American abolitionist and writer (1809–1889)

Oliver Johnson (December 27, 1809 – December 10, 1889) was an American abolitionist, journalist, editor, lecturer, and Underground Railroad conductor who was once described as the "first lieutenant" of William Lloyd Garrison, the editor of The Liberator newspaper. Johnson regarded slavery as the "sum of all villainies" and in the period leading up to the American Civil War was so loathed in the south that "as quiet as a Quaker in his personal disposition, yet the time was...when Oliver Johnson would have lost his life within forty-eight hours after crossing Mason and Dixon's line." In 1844 Johnson was publisher of the American edition of the Narrative of the Life of Moses Grandy. Johnson wrote a biography of his friend and colleague called Garrison: An Outline of His Life. After the war, Johnson was employed as an editor and writer at various New York-based newspapers including the Tribune and the Independent.

== Life and work==

Johnson was born in Peacham, Vermont, the youngest child of Ziba Johnson and Sally Lincoln, natives of Westmoreland, New Hampshire. He was raised in Vermont and began his working life as a printer. In his 20s he was a "well-connected route manager" on the Underground Railroad, with strong ties to Quaker station managers and a focus on navigating people through New England to the Canadian border.

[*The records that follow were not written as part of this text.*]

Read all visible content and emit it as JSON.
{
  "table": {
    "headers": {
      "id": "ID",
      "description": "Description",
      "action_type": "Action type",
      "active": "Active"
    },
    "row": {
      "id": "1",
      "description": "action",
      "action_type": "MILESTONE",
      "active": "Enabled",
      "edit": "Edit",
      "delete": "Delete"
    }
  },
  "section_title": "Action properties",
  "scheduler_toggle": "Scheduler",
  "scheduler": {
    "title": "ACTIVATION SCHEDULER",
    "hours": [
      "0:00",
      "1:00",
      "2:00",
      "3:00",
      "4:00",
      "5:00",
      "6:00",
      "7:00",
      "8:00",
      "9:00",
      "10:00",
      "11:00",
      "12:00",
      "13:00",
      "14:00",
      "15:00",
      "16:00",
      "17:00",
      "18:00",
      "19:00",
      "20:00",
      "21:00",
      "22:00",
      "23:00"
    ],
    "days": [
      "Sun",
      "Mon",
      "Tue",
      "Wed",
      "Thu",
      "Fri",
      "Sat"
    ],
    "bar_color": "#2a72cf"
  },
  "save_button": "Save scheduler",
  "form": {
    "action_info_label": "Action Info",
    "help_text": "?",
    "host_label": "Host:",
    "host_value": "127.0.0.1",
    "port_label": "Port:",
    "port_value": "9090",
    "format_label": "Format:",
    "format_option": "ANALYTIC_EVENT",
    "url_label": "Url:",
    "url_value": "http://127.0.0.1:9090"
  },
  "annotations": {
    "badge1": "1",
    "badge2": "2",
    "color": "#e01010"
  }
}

On December 10, 1831, he was one of the cofounders of the Abolition Party, along with Garrison, Samuel E. Sewall, Ellis Gray Loring, David Lee Child, Isaac Knapp, Robert B. Hall, Isaac Child, John Cutts Smith, and Joshua Coffin. On January 6, 1832, he was one of the 12 original signatories to the charter of the New England Anti-Slavery Society, along with William Lloyd Garrison, Robert T. Hall, Arnold Buffum, William J. Snelling, John E. Fuller, Moses Thacher, Joshua Coffin, Stillman B. Newcomb, Benjamin C. Bacon, Isaac Knapp, and Henry K. Stockton. Near the end of his life, Johnson recalled that it was a dark and frigid night, and the ground was covered with slush as they left the building, now called the African Meeting House, and "I doubt if any one of our number could have contributed $100 to the society's treasury without bankrupting himself." In these early days, Johnson ran an abolitionist newspaper called Christian Soldier, and later edited the Anti-Slavery Standard. He probably wrote the lyrics to an abolitionist song called "Hark! A Voice from Heaven".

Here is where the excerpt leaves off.